El silencio vuelve y ninguno de los que estamos en este vagón hacemos el más mínimo ruido. No sé si por escondernos de las criaturas que nos han atacado o por lo paralizados que estamos ahora mismo.

Un golpe metálico me hace dar un brinco. Las persianas del Convoy Errante comienzan a subir de nuevo. La luz vuelve a invadir poco a poco el vagón y yo, que sigo pegado en el sitio, miro decidido por la ventana. Me vuelvo a encontrar con el arbusto. Quieto. Imperecedero. Como si no hubiera pasado nada. Lo único que lo diferencia de hace unos minutos es que está cubierto de arena y restos de sangre. Gotas y salpicaduras de un color granate que dejan el rastro que han seguido aquellos que nos han atacado.

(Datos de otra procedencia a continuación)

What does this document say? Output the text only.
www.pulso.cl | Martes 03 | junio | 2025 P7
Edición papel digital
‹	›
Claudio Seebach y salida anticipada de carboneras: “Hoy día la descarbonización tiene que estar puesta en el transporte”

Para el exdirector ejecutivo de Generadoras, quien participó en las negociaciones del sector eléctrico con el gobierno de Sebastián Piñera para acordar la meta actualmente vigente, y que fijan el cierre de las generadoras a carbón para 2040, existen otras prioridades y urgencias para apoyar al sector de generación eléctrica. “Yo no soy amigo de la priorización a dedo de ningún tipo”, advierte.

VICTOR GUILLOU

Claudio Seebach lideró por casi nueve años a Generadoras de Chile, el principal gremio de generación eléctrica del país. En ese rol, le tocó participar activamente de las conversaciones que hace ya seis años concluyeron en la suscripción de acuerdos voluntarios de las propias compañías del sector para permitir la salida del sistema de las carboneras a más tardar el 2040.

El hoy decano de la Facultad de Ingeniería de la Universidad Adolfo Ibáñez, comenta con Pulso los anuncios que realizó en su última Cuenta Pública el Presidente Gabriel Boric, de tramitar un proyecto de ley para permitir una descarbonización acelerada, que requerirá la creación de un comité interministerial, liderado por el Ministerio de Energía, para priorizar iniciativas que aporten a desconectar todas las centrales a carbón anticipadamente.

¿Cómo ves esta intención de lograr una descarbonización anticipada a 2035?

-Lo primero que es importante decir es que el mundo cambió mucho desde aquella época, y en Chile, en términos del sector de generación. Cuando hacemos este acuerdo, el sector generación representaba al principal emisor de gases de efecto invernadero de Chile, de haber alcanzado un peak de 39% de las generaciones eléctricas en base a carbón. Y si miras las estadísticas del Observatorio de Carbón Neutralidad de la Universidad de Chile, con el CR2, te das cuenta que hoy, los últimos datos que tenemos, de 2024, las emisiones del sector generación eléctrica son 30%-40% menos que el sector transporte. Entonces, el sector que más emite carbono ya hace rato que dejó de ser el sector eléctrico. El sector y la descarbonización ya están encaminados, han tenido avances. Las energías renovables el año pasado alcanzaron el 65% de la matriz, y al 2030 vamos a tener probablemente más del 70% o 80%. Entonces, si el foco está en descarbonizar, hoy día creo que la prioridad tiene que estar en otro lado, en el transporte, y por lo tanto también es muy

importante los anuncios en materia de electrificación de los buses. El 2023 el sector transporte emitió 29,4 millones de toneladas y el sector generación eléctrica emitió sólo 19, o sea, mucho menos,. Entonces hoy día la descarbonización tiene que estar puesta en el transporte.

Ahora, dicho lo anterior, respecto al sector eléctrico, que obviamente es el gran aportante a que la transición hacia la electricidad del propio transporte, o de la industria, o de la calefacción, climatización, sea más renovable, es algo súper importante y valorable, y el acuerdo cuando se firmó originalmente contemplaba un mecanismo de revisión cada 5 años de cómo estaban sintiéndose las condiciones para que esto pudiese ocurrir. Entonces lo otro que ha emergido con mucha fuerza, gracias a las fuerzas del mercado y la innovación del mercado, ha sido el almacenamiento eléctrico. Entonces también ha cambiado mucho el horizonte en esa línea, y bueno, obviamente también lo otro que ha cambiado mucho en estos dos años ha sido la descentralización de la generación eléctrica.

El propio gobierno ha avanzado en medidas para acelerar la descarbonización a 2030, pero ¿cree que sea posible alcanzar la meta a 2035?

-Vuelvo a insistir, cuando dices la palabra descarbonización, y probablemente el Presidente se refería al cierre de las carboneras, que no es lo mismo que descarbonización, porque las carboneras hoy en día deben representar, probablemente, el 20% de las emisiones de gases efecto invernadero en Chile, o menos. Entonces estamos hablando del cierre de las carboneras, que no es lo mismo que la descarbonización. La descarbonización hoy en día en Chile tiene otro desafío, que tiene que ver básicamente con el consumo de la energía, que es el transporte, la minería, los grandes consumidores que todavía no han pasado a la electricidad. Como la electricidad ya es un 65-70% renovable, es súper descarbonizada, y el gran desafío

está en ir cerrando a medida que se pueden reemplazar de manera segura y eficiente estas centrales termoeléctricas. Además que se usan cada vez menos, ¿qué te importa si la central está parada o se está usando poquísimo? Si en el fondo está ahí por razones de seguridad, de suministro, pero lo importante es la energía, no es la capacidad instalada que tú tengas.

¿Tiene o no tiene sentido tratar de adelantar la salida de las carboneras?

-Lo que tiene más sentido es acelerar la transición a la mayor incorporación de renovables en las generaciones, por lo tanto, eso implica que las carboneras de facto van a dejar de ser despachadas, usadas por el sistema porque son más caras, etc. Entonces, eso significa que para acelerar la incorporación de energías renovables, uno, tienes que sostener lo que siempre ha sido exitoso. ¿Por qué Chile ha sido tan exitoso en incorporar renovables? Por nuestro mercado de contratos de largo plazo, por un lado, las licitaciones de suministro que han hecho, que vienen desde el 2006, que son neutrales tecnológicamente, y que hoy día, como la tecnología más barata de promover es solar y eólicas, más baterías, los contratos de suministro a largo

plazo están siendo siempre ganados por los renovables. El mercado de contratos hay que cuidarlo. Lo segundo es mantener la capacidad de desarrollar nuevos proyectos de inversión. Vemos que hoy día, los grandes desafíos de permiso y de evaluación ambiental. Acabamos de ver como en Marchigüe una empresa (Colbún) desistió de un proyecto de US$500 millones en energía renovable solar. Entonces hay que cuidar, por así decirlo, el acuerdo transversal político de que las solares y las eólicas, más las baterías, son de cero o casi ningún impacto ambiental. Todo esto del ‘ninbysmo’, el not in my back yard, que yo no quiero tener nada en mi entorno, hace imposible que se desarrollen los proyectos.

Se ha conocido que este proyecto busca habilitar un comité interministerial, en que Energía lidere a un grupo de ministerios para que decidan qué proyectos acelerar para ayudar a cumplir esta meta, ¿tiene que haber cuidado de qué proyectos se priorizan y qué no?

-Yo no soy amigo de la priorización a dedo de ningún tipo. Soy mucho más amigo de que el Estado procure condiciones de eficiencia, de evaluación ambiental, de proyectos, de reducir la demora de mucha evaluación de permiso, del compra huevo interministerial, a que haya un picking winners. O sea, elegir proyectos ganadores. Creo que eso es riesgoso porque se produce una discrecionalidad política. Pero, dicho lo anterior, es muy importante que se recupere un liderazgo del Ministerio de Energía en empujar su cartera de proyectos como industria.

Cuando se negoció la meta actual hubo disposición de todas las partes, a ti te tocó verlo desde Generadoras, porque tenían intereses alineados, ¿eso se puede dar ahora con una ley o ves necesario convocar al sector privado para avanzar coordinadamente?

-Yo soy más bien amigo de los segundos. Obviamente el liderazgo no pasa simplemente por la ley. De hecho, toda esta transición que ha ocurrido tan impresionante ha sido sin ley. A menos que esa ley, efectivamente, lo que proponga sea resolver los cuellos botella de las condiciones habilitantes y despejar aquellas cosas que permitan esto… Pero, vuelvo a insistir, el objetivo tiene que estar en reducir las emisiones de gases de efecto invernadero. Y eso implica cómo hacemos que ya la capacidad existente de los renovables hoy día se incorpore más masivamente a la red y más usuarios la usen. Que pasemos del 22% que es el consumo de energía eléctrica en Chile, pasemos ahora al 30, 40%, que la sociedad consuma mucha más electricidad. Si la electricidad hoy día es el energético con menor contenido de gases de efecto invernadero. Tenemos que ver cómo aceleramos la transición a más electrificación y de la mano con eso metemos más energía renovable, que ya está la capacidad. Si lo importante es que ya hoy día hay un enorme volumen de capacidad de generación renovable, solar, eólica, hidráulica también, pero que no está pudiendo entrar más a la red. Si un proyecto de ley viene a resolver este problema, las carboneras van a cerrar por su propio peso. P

La locomotora vuelve a rugir y el tren comienza a andar de nuevo. Nadie dice nada. Por los altavoces no nos dan ninguna explicación de lo que ha ocurrido. Y eso me aterra más aún porque significa que estos ataques son habituales. El Convoy Errante está preparado para ellos.

¿A dónde me llevan? ¿Qué otros secretos esconde El Desierto? Lo único que sé es que aún me quedan siete horas para llegar al cuartel.

Y que esto no ha hecho más que empezar.